Strategic plan to help our neighbours rebuild, restore and renew

Strategic plan to help our neighbours rebuild, restore and renew

26 August 2021

Colonel Garth Niemand, Papua New Guinea and Solomon Islands Territorial Commander, launched the Territorial Strategic Plan 2025 at a territorial leaders’ conference in July.

By Darryl Whitecross

The Australia Territory’s nearest neighbour, the Papua New Guinea and Solomon Islands Territory, has launched a strategic plan to take it forward into 2025.

Territorial Commander Colonel Garth Niemand unveiled the ‘Territorial Strategic Plan 2021-2025’ at a territorial leaders’ conference in Port Moresby in July, attended by 32 officers from around Papua New Guinea. The divisional leaders from the Solomon Islands, Majors Robert and Vanessa Evans, connected online.

The plan’s theme is ‘Rebuild – Restore – Renew – 2025’, with Garth also announcing a new territorial vision containing five key values: honesty, compassion, respect, creativity and order.

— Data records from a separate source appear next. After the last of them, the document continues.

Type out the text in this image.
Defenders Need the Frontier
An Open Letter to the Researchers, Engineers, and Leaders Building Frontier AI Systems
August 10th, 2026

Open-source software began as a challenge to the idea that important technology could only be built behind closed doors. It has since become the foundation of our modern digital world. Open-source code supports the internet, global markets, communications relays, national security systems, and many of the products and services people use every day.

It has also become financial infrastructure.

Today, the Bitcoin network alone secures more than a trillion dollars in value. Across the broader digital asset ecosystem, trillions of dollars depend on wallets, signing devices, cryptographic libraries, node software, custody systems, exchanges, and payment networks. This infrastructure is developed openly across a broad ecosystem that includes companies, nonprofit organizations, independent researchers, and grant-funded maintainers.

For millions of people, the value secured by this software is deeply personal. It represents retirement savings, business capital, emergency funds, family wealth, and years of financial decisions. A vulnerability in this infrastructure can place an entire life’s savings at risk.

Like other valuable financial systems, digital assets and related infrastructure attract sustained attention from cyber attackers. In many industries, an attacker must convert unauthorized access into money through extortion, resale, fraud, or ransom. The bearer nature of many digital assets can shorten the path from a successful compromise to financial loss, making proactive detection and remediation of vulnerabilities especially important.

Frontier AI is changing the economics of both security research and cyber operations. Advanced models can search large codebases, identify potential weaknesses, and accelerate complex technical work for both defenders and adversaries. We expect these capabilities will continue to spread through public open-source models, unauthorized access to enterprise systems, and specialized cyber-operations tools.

“As a sanctified people, we value honesty in the way we conduct our ministry and mission business; compassion in the way we respond to the needs of our world; respect in the way we treat each other and our communities; creativity in the way we encourage sustainability of resources; and order in the way we plan and implement our mission activities,” Garth said in his keynote address to the conference.

“These are the non-negotiables of the territory over the next four-plus years. This is our measuring stick, our standard.”

The groundwork for the plan had been done by retired former Papua New Guinea and Solomon Islands Territorial Commander Commissioner Andrew Kalai in consultation with Territorial Headquarters cabinet and staff.

Garth told the conference The Salvation Army was “an army, not a charity” and “a movement, not a monument”. “You can do social work without evangelism, but you cannot do evangelism without social work,” he said. “In order to reach people that no one is reaching, you have to do things that no one is doing, but, in order to do things that no one is doing, you can’t do what everyone else is doing.”

He said that was the reason the territory had introduced this strategic plan.

“Our vision is not inward-looking,” Garth said. “Our vision is not about ourselves. It’s about others: The Salvation Army will actively rebuild, restore and renew where a broken world needs it most.

“Everything we are doing [in the territory] is not so that we can be a bigger or better Salvation Army but, rather, so that we can reach more people with the Gospel of Jesus Christ and make a difference in the lives of more people in Papua New Guinea and the Solomon Islands. In the process, we will improve our systems, our methodology, our pastoral care, our financial position, our stewardship, our discipleship ... but all for the sake of the vision.”

Garth said the territory would also operate under four pillars: sanctification, service, sustainability, and strategy. Several goals would be outlined under each of those pillars.

“[This is] a God-sized challenge; a tough ask,” he said. “God knows that The Salvation Army here needs a corporate plan of action that will allow us to march forward and rebuild, restore and renew where a hurting world needs it most. It is a plan that can only succeed with God right in the middle of it, spurring us on and opening doors for us.”